"Tell the truth, if Osama bin Laden and a meter maid both came strolling toward your car, you'd probably think, "Oh no, here comes a GD meter maid."
The parking Nazi bastards have done it again. But this time... bwahaha! This time Officer Hoohaw has got another think coming. He came around at 14:37, he tickets me at 16:23. Getting past the bloody annoying military time, that means I had 14 minutes to move the car! Oh over-eager donut eater, the sign says 2 hours. 2 complete hours. Not 1 hour and 46 minutes. My vengeance will be swift and terrible.
What must it be like to be the most loathed of the service sector? What does a meter maid or daddy have to redeem hisself? Nuthin'. They save no kittens, escort no old ladies across the street, earn no teary smiles of gratitude for forcing one to move ones car.
My street is not a particularly busy one, especially during the day. There is no great NEED to move the car every two hours, when the majority of the parking is taken up by the apartment dwellers. But as someone pointed out, two tickets is nearly $100 for the city of LB. You watch a street sweeper and the army of PNazi's cruising in front of 'em. "Writing" a ticket (they come spitting out of a dear little machine) takes 2 minutes and I once counted 10 cars on a 3 block stretch of Belmont shore. $500 in 20 minutes.

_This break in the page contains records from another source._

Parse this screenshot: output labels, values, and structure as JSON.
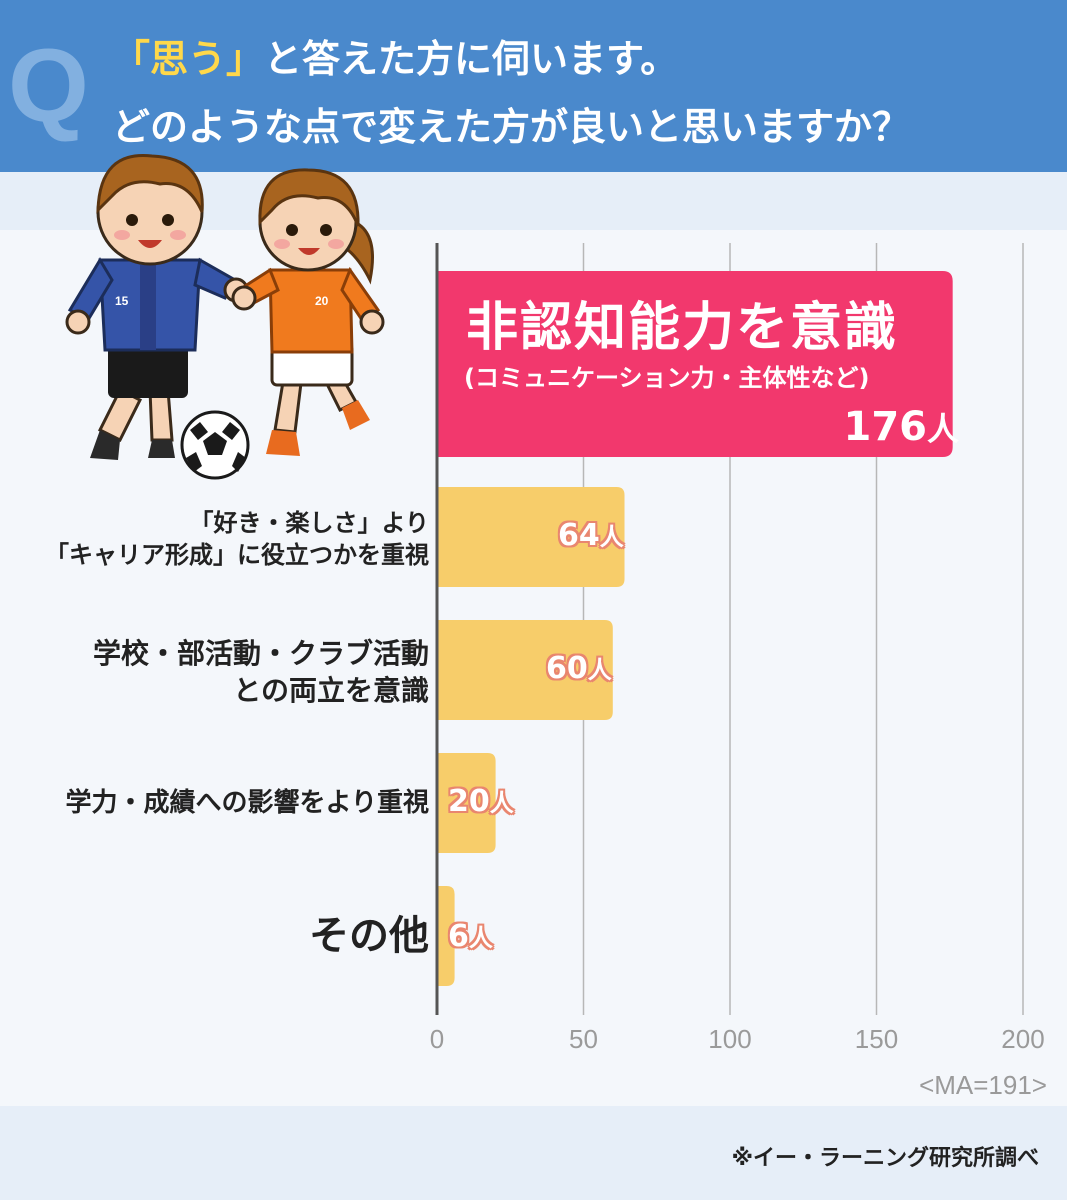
{
  "header": {
    "q_mark": "Q",
    "line1_highlight": "「思う」",
    "line1_rest": "と答えた方に伺います。",
    "line2": "どのような点で変えた方が良いと思いますか？"
  },
  "chart_data": {
    "type": "bar",
    "orientation": "horizontal",
    "categories": [
      "非認知能力を意識（コミュニケーション力・主体性など）",
      "「好き・楽しさ」より「キャリア形成」に役立つかを重視",
      "学校・部活動・クラブ活動との両立を意識",
      "学力・成績への影響をより重視",
      "その他"
    ],
    "values": [
      176,
      64,
      60,
      20,
      6
    ],
    "unit": "人",
    "xlim": [
      0,
      200
    ],
    "xticks": [
      "0",
      "50",
      "100",
      "150",
      "200"
    ],
    "grid": true,
    "colors": {
      "highlight": "#f2386d",
      "bar": "#f7cd6a",
      "value_outline": "#e9866f"
    },
    "bars": [
      {
        "label_main": "非認知能力を意識",
        "label_sub": "(コミュニケーション力・主体性など)",
        "value_num": "176",
        "value_unit": "人"
      },
      {
        "label_line1": "「好き・楽しさ」より",
        "label_line2": "「キャリア形成」に役立つかを重視",
        "value_num": "64",
        "value_unit": "人"
      },
      {
        "label_line1": "学校・部活動・クラブ活動",
        "label_line2": "との両立を意識",
        "value_num": "60",
        "value_unit": "人"
      },
      {
        "label_line1": "学力・成績への影響をより重視",
        "value_num": "20",
        "value_unit": "人"
      },
      {
        "label_line1": "その他",
        "value_num": "6",
        "value_unit": "人"
      }
    ],
    "note": "<MA=191>"
  },
  "footer": {
    "source": "※イー・ラーニング研究所調べ"
  },
  "illustration": {
    "jersey_left": "15",
    "jersey_right": "20"
  }
}
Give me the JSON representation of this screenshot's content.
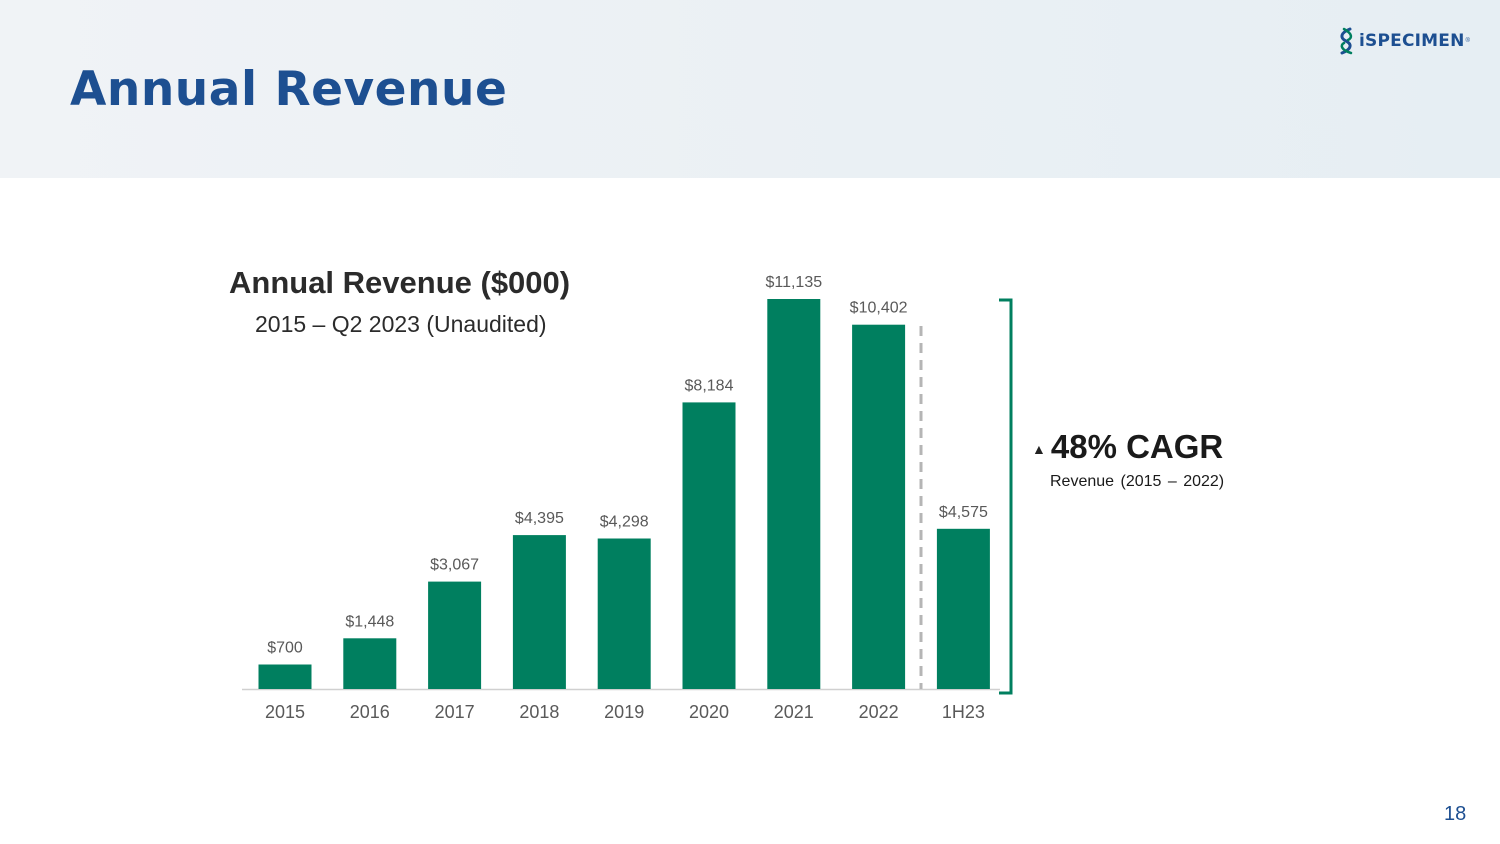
{
  "slide": {
    "title": "Annual Revenue",
    "page_number": "18",
    "logo": {
      "text": "iSPECIMEN",
      "mark": "®",
      "icon": "dna-helix-icon"
    }
  },
  "colors": {
    "bar": "#007f5f",
    "title": "#1d4f91",
    "bracket": "#007f5f",
    "divider": "#b5b5b5",
    "axis": "#d0d0d0",
    "label": "#595959"
  },
  "chart_data": {
    "type": "bar",
    "title": "Annual Revenue ($000)",
    "subtitle": "2015 – Q2 2023 (Unaudited)",
    "categories": [
      "2015",
      "2016",
      "2017",
      "2018",
      "2019",
      "2020",
      "2021",
      "2022",
      "1H23"
    ],
    "values": [
      700,
      1448,
      3067,
      4395,
      4298,
      8184,
      11135,
      10402,
      4575
    ],
    "value_labels": [
      "$700",
      "$1,448",
      "$3,067",
      "$4,395",
      "$4,298",
      "$8,184",
      "$11,135",
      "$10,402",
      "$4,575"
    ],
    "ylim": [
      0,
      11135
    ],
    "xlabel": "",
    "ylabel": "",
    "grid": false,
    "legend": "none",
    "annotations": {
      "cagr": "48% CAGR",
      "cagr_caption": "Revenue (2015 – 2022)",
      "cagr_arrow": "▲"
    }
  }
}
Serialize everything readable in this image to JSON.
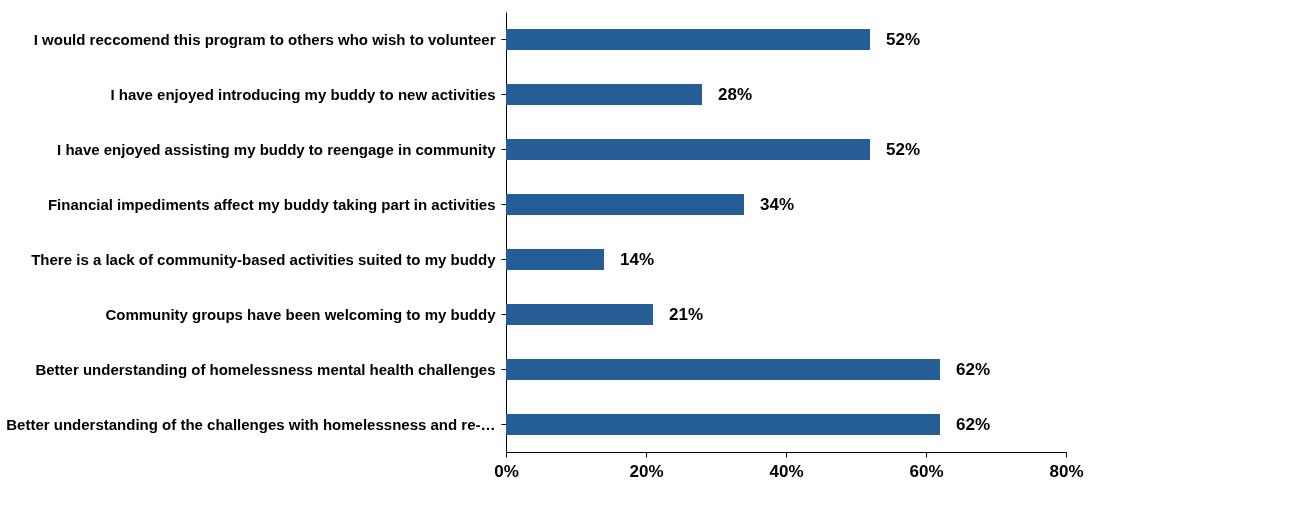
{
  "chart_data": {
    "type": "bar",
    "orientation": "horizontal",
    "categories": [
      "I would reccomend this program to others who wish to volunteer",
      "I have enjoyed introducing my buddy to new activities",
      "I have enjoyed assisting my buddy to reengage in community",
      "Financial impediments affect my buddy taking part in activities",
      "There is a lack of community-based activities suited to my buddy",
      "Community groups have been welcoming to my buddy",
      "Better understanding of homelessness mental health challenges",
      "Better understanding of the challenges with homelessness and re-…"
    ],
    "values": [
      52,
      28,
      52,
      34,
      14,
      21,
      62,
      62
    ],
    "value_labels": [
      "52%",
      "28%",
      "52%",
      "34%",
      "14%",
      "21%",
      "62%",
      "62%"
    ],
    "color": "#255e96",
    "xlim": [
      0,
      80
    ],
    "xticks": [
      {
        "value": 0,
        "label": "0%"
      },
      {
        "value": 20,
        "label": "20%"
      },
      {
        "value": 40,
        "label": "40%"
      },
      {
        "value": 60,
        "label": "60%"
      },
      {
        "value": 80,
        "label": "80%"
      }
    ],
    "grid": false
  }
}
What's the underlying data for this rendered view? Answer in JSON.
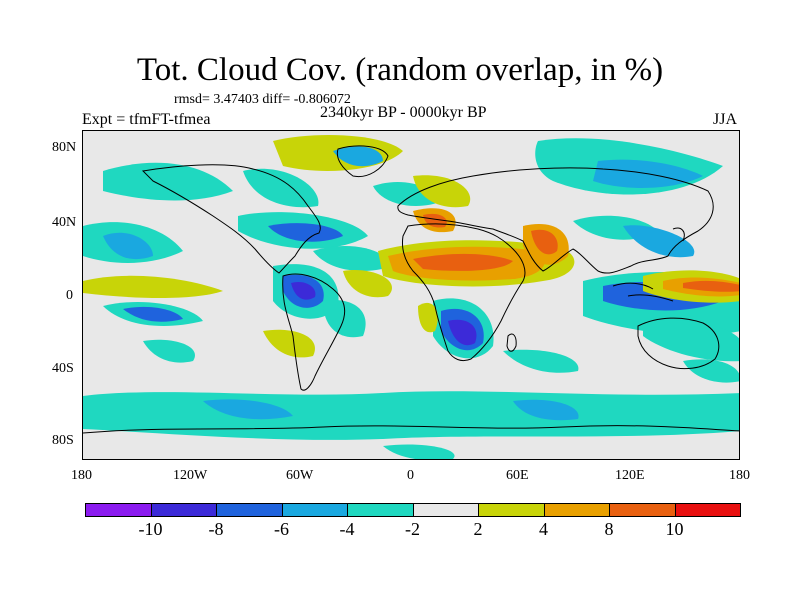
{
  "title": "Tot. Cloud Cov. (random overlap, in %)",
  "stats_line": "rmsd= 3.47403 diff= -0.806072",
  "experiment_label": "Expt = tfmFT-tfmea",
  "period_label": "2340kyr BP - 0000kyr BP",
  "season_label": "JJA",
  "lat_ticks": [
    "80N",
    "40N",
    "0",
    "40S",
    "80S"
  ],
  "lon_ticks": [
    "180",
    "120W",
    "60W",
    "0",
    "60E",
    "120E",
    "180"
  ],
  "colorbar": {
    "colors": [
      "#8c1cf0",
      "#3c2ad8",
      "#1f63dd",
      "#1aa8e0",
      "#1fd8c0",
      "#e8e8e8",
      "#c8d408",
      "#e8a000",
      "#e86010",
      "#e81010"
    ],
    "labels": [
      "-10",
      "-8",
      "-6",
      "-4",
      "-2",
      "2",
      "4",
      "8",
      "10"
    ]
  },
  "palette": {
    "neutral": "#e8e8e8",
    "neg_strong": "#3c2ad8",
    "neg_mid": "#1f63dd",
    "neg_light": "#1aa8e0",
    "neg_weak": "#1fd8c0",
    "pos_weak": "#c8d408",
    "pos_mid": "#e8a000",
    "pos_strong": "#e86010",
    "pos_max": "#e81010"
  }
}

Maybe instead of hating them, we should come up with a bribe scheme. I'm willing to slip The PN $20 a month to leave Alfie alone. C'mon, you know they are making a sad little just over the minimum living! Who's in? A new campaign, learn to LOVE the meter maid.
Ah, who'm I kidding. They must hire sadists for that job. They get a frisson ticketing the over worked mom with 2 baby seats in the car outside of the hospital. Or the guy who is at his first job interview in a year, who had to dig under the couch for enough quarters to get a gallon of gas.
Well Officer Hoohaw, I challenge you to a duel. Or at least a lesson in telling time.